Document date: April 01, 1999
Released online: April 01, 1999
The nonpartisan Urban Institute publishes studies, reports, and books on timely topics worthy of public consideration. The views expressed are those of the authors and should not be attributed to the Urban Institute, its trustees, or its funders.
In 1997, the U.S. Department of Housing and Urban Development (HUD) commissioned the Urban Institute to conduct an exploratory study of Fannie Mae and Freddie Mac's single-family underwriting and appraisal guidelines, in response to HUD's statutory responsibility to review and comment on the guidelines. HUD requested that the exploration provide information about the effects government-sponsored enterprises' (GSEs') guidelines have on the funding of loans on properties affordable to lower-income people and in underserved areas, and the impacts automated underwriting and credit scoring technology have on low- to moderate-income and minority borrowers. HUD also requested that this exploration include information about lenders' perceptions about the effects of the GSEs' guidelines on minority mortgage applicants, since minorities' lower average incomes and wealth mean that underwriting guidelines are likely to disqualify higher proportions of minority applicants.
This exploration combines and analyzes information from three sources to assess the potential effects the GSEs' underwriting and appraisal guidelines might have on the issues identified above:
While all three sources of data are used in this report, the study's results rely heavily on the third source, the perceptions and opinions of national and local key informants.
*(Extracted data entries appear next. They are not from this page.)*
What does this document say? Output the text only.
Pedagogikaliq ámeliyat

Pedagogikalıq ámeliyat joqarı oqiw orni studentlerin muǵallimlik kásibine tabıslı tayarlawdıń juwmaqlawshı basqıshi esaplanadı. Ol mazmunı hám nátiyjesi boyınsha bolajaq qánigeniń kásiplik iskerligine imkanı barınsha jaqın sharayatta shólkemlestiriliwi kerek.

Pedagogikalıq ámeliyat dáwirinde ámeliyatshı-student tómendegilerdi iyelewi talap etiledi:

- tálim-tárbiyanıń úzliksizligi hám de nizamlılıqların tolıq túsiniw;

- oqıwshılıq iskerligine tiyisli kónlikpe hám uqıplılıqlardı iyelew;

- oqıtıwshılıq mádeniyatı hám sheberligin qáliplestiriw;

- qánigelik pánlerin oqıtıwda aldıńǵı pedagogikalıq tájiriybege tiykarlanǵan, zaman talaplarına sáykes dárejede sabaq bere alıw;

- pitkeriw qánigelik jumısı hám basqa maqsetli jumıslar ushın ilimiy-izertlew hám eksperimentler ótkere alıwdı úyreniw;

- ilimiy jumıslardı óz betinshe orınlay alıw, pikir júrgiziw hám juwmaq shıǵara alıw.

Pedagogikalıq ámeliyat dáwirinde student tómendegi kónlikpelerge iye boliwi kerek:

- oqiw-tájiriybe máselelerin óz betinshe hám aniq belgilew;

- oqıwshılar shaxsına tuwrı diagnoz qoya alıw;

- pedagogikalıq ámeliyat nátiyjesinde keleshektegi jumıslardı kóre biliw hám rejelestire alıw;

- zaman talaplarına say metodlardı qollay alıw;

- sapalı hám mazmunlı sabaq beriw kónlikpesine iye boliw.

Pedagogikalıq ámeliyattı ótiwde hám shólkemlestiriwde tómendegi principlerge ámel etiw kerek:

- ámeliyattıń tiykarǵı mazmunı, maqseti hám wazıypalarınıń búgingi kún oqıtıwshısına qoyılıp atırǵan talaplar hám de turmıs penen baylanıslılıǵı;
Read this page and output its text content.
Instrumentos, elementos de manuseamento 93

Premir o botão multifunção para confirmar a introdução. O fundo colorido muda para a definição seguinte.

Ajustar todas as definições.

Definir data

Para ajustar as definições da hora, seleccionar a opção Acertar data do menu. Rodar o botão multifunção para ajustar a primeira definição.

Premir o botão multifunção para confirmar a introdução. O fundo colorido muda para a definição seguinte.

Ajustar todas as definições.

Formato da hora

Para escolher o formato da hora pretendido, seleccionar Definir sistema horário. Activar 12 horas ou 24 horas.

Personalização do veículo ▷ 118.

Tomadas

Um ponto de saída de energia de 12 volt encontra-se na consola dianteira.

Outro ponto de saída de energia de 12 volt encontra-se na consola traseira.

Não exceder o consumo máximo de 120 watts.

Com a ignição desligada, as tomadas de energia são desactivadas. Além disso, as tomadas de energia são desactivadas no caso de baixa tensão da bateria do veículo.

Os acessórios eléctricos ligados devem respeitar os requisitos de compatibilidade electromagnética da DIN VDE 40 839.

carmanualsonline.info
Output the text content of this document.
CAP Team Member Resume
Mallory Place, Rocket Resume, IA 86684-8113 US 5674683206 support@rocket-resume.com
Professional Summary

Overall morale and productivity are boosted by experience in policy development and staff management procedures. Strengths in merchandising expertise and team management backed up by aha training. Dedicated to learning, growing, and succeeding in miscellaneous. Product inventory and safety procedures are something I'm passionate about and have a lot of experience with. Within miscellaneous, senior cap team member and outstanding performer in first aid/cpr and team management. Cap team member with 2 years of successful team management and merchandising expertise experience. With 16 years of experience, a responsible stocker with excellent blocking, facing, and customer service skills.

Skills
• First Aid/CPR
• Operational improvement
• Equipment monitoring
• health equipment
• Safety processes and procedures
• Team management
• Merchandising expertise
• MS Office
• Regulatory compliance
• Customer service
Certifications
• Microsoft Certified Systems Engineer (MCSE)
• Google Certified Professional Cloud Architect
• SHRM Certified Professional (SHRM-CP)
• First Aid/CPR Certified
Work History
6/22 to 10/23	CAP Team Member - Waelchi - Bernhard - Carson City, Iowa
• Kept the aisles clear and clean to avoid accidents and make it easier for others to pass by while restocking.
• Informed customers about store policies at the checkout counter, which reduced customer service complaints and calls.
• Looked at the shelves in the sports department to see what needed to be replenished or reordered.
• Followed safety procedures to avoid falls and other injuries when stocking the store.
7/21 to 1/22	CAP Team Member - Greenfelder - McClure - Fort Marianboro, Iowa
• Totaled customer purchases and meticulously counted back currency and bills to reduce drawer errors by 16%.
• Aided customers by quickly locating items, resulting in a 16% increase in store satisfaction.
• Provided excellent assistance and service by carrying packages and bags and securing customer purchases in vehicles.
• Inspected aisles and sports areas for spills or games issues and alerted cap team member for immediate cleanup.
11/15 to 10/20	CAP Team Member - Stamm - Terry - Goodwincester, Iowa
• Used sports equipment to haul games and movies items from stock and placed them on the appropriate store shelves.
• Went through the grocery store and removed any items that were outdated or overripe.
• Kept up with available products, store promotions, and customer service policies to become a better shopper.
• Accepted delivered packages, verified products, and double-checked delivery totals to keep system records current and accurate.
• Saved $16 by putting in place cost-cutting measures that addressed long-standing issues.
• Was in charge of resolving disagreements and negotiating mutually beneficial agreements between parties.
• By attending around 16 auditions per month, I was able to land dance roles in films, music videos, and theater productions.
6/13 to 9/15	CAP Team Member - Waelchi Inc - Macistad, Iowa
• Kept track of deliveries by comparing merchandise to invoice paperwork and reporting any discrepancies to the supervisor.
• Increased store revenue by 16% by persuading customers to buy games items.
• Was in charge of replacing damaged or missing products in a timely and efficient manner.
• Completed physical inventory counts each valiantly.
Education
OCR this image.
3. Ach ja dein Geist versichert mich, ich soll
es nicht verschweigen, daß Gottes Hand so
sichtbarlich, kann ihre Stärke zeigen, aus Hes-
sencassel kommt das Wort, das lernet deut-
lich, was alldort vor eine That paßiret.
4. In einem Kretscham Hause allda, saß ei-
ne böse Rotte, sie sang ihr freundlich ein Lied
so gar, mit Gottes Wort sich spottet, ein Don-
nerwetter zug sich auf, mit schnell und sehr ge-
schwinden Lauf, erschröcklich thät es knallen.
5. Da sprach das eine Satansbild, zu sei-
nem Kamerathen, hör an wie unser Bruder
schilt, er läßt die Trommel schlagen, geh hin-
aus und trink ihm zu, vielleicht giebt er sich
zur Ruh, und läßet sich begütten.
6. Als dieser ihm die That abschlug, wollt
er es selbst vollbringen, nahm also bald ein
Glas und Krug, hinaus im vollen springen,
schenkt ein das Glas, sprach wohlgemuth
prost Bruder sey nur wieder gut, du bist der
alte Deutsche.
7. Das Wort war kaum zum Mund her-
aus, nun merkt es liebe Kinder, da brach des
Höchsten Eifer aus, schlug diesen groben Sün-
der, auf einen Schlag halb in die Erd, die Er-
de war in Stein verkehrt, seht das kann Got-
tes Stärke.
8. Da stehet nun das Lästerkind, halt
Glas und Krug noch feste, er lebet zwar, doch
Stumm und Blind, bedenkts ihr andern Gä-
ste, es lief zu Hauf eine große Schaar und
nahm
Thus, the results presented here should be interpreted with care, since the opinions and perceptions of the informants may not be representative of all individuals who work with the GSEs' guidelines. Nonetheless, the results reflect the observations of a group of knowledgeable observers of mortgage markets as of the spring of 1998.
Almost all the informants said their opinion of the GSEs has changed for the better since both Fannie Mae and Freddie Mac made substantive alterations to their guidelines and developed new affordable loan products with more flexible underwriting guidelines. These developments, according to informants, have made it easier for many low- to moderate-income applicants to obtain mortgages. This review of the underwriting guidelines also indicates that the GSEs explicitly prohibit lenders from taking a borrower's race or ethnicity into account in making loan decisions.
Informants did express concerns about some of the GSEs' practices. The GSEs' guidelines, designed to identify creditworthy applicants, are more likely to disqualify borrowers with low incomes, limited wealth, and poor credit histories; applicants with these characteristics are disproportionately minorities. Informants said that some local and regional lenders serve a greater number of creditworthy low- to moderate-income and minority borrowers than the GSEs, using loan products with more flexible underwriting guidelines than those allowed by Fannie Mae or Freddie Mac. These reports may mean that some local and regional primary lenders are using guidelines that are less likely to disqualify minority mortgage applicants and that accurately predict loan performance. This raises the possibility that the GSEs' current guidelines may have a disparate impact on minority borrowers if the guidelines have disproportionate effects on minority borrowers but do not serve a business necessity by accurately predicting loan performance. However, none of the informants provided the evidence necessary to confirm this possibility. A disparate impact finding would have to be based on a detailed analysis of the relationship between underwriting guidelines and loan performance, but none of the informants presented any specific empirical data about the performance of loans issued with underwriting guidelines more flexible than the GSEs'.
Informants also said that using automated underwriting systems and credit scores may place some lower-income loan applicants at a disadvantage, even when they are acceptable credit risks. Finally informants pointed out that, while the GSEs have made changes to their appraisal guidelines, the lack of suitable comparable sales data on inner-city neighborhoods may make it difficult to conduct appraisals of homes purchased by many lower-income and minority borrowers.
In order for HUD to systematically address the concerns raised by the informants, we recommend that HUD (1) develop an enhanced loan-level database that includes loan performance information for mortgages purchased by the GSEs and that is supplemented, to the extent possible, with loan-level performance information on other mortgages within the conforming limit; (2) analyze automated underwriting outcomes with hypothetical mortgage applications that contain information on different types of borrowers; (3) improve current simulation models that estimate the effects of possible GSE guideline changes on various types of borrowers; and (4) improve direct communication mechanisms so that lenders and advocates can raise issues with HUD on an ongoing basis.
These steps would improve HUD's ability to determine whether those GSE guidelines disproportionately affecting minority borrowers serve a business necessity. In addition, the recommended steps would allow HUD to assess the impact automated underwriting systems and underwriters' use of credit scores would have on different types of borrowers, as well as helping the department remain up-to-date on issues of concern to lenders.
The full report, A Study of the GSEs' Single-Family Underwriting Guidelines, by Kenneth Temkin, George Galster, Roberto Quercia, and Sheila O'Leary, is available from HUD.